Pour la chronologie, j’ai écrit ce poste dimanche dernier mais je n’ai pas eu le temps de le terminer. Je suis rentrée depuis une semaine de Houston et j’ai déjà eu ma première chimio, je la réserve pour un autre blog dès que j’aurai repris des forces parce que oulalalala, c’est pas la pêche…
Me voilà à bord d’un géant A380 en route vers Francfort, puis Bruxelles. Y a jamais eu de direct pour Houston, c’est vraiment une longue trotte mais perso j’adore les avions. Je vais corriger parce que c’est pas tout à fait vrai, j’adore les avions qui vont à Houston, je n’aime pas ceux qui rentrent en Belgique.
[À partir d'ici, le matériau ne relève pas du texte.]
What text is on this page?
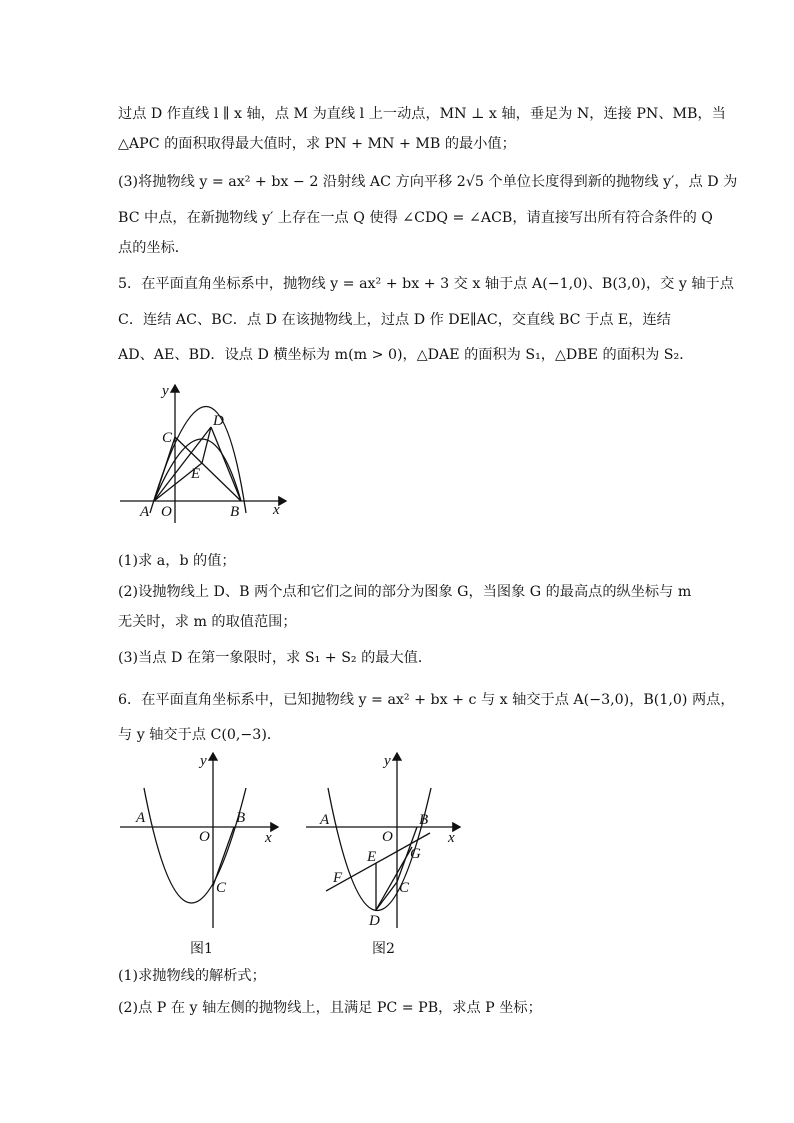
过点 D 作直线 l ∥ x 轴，点 M 为直线 l 上一动点，MN ⊥ x 轴，垂足为 N，连接 PN、MB，当
△APC 的面积取得最大值时，求 PN + MN + MB 的最小值；
(3)将抛物线 y = ax² + bx − 2 沿射线 AC 方向平移 2√5 个单位长度得到新的抛物线 y′，点 D 为
BC 中点，在新抛物线 y′ 上存在一点 Q 使得 ∠CDQ = ∠ACB，请直接写出所有符合条件的 Q
点的坐标．
5．在平面直角坐标系中，抛物线 y = ax² + bx + 3 交 x 轴于点 A(−1,0)、B(3,0)，交 y 轴于点
C．连结 AC、BC．点 D 在该抛物线上，过点 D 作 DE∥AC，交直线 BC 于点 E，连结
AD、AE、BD．设点 D 横坐标为 m(m > 0)，△DAE 的面积为 S₁，△DBE 的面积为 S₂．
y
x
O
A	B
C
D
E
(1)求 a，b 的值；
(2)设抛物线上 D、B 两个点和它们之间的部分为图象 G，当图象 G 的最高点的纵坐标与 m
无关时，求 m 的取值范围；
(3)当点 D 在第一象限时，求 S₁ + S₂ 的最大值．
6．在平面直角坐标系中，已知抛物线 y = ax² + bx + c 与 x 轴交于点 A(−3,0)，B(1,0) 两点，
与 y 轴交于点 C(0,−3)．
y
x
O
A	B
C
图1
y
x
O
A	B
C
D
E
F
G
图2
(1)求抛物线的解析式；
(2)点 P 在 y 轴左侧的抛物线上，且满足 PC = PB，求点 P 坐标；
Le vol vers Houston est de jour donc j’ai toujours la pêche et je suis surexcitée de partir, j’en profite toujours pour écrire mes blogs de nutri et psycho et terminer toutes les choses que j’ai éternellement reportées au lendemain, j’adore. Le vol de retour, en revanche, c’est la nuit. Alors non seulement j’ai un blues pas possible de rentrer (ça passe généralement en 48 heures) mais je passe 11 heures à bouger dans tous les sens pour désespérément trouver LA position pour m’endormir, mais je ne l’ai JAMAIS trouvée. Les vols de retour sont longs et pénibles psychologiquement et physiquement.
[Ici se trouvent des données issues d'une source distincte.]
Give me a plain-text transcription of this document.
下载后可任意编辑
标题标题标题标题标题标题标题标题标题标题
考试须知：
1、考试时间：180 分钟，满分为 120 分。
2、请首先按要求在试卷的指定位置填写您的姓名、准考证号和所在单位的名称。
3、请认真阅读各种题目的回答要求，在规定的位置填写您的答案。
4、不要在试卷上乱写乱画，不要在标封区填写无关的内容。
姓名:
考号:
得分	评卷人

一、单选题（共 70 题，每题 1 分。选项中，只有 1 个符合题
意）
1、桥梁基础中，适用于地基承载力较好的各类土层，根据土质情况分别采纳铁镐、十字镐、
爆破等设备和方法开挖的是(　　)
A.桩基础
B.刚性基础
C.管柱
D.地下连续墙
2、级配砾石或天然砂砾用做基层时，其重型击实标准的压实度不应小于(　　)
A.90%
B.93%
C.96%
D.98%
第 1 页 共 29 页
Il fut un temps où Didier passait sa vie dans les avions pour le boulot et grâce à ses centaines d’heures de vol et ses milliers de miles, on nous flanquait tous les 4 systématiquement à l’avant de l’avion et on nous traitait comme des princes, on n’avait même pas le choix. Ce n’était franchement pas désagréable et malheureusement on prend très très vite de mauvaises habitudes. Ce temps est révolu depuis 5 ans. Même si je vole toujours gratuitement (en éco !) grâce aux miles accumulés de Didier, j’ai décidé de faire une exception pour ce retour et de griller un peu plus de miles (et par conséquent faire diminuer la réserve) pour m’offrir une petite place à l’avant.
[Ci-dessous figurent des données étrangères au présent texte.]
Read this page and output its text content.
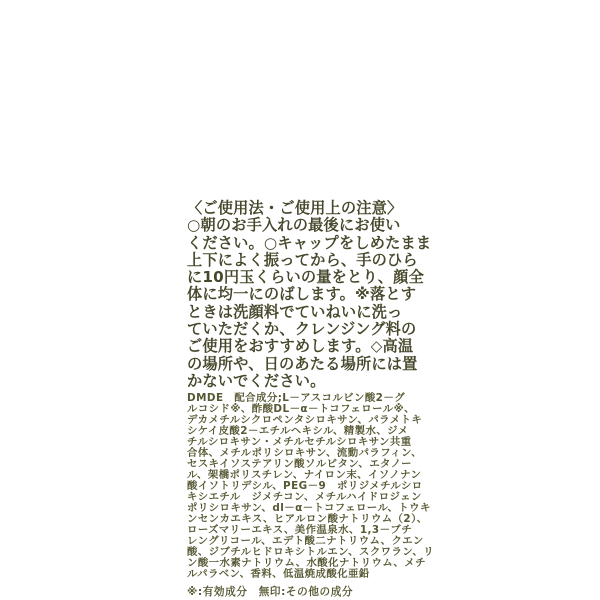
〈ご使用法・ご使用上の注意〉
○朝のお手入れの最後にお使い
ください。○キャップをしめたまま
上下によく振ってから、手のひら
に10円玉くらいの量をとり、顔全
体に均一にのばします。※落とす
ときは洗顔料でていねいに洗っ
ていただくか、クレンジング料の
ご使用をおすすめします。◇高温
の場所や、日のあたる場所には置
かないでください。
DMDE　配合成分;L－アスコルビン酸2－グ
ルコシド※、酢酸DL－α－トコフェロール※、
デカメチルシクロペンタシロキサン、パラメトキ
シケイ皮酸2－エチルヘキシル、精製水、ジメ
チルシロキサン・メチルセチルシロキサン共重
合体、メチルポリシロキサン、流動パラフィン、
セスキイソステアリン酸ソルビタン、エタノー
ル、架橋ポリスチレン、ナイロン末、イソノナン
酸イソトリデシル、PEG－9　ポリジメチルシロ
キシエチル　ジメチコン、メチルハイドロジェン
ポリシロキサン、dl－α－トコフェロール、トウキ
ンセンカエキス、ヒアルロン酸ナトリウム（2）、
ローズマリーエキス、美作温泉水、1,3－ブチ
レングリコール、エデト酸二ナトリウム、クエン
酸、ジブチルヒドロキシトルエン、スクワラン、リ
ン酸一水素ナトリウム、水酸化ナトリウム、メチ
ルパラベン、香料、低温焼成酸化亜鉛
※:有効成分　無印:その他の成分
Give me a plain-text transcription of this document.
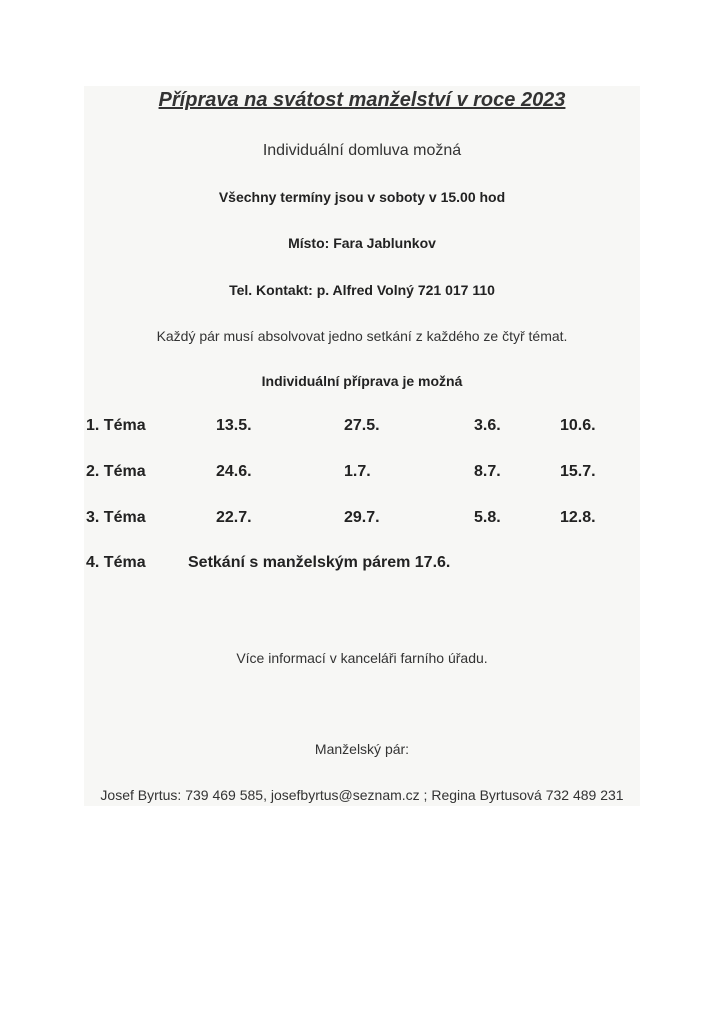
Příprava na svátost manželství v roce 2023
Individuální domluva možná
Všechny termíny jsou v soboty v 15.00 hod
Místo: Fara Jablunkov
Tel. Kontakt: p. Alfred Volný 721 017 110
Každý pár musí absolvovat jedno setkání z každého ze čtyř témat.
Individuální příprava je možná
1. Téma	13.5.	27.5.	3.6.	10.6.
2. Téma	24.6.	1.7.	8.7.	15.7.
3. Téma	22.7.	29.7.	5.8.	12.8.
4. Téma	Setkání s manželským párem 17.6.
Více informací v kanceláři farního úřadu.
Manželský pár:
Josef Byrtus: 739 469 585, josefbyrtus@seznam.cz ; Regina Byrtusová 732 489 231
If not now, then when ? La raison : il faut vraiment que je dorme pour être en forme pour ma chimio. Il ne faut vraiment pas que tous les bénéfices de cette semaine (= repos total et moral d’acier) s’envolent en fumée. Parce que tout à coup, je sentais que je devais être « raisonnable » et que maman avait raison, ce n’était pas la meilleure idée de la terre de rentrer 48 heures avant l’installation du PICC line donc il fallait que je sois vraiment vraiment en forme car tout allait s’enchaîner de manière hyper rapprochée (programme de la semaine plus bas). Je me suis dit qu’avec une bonne nuit au-dessus de l’Atlantique, la fatigue se ferait moins sentir. J’aurais aimé écrire « Tout va aller comme sur des roulettes » mais je ne vous cache pas que ce retour est vraiment difficile, je suis heureuse de revoir Didier et les boys, mais je n’aspire pas du tout à ce qui m’attend.
A Houston, c’est comme si j’avais arrêté le temps et que tout ce que j’avais vécu depuis le 11 juin faisait partie du passé et que je pouvais passer à autre chose. Je me suis même demandé si ça relevait du déni ou simplement du fait d’être si heureuse d’être là et de profiter de l’évasion pour vivre (en exponentiel 10,000) chaque petit instant de bonheur.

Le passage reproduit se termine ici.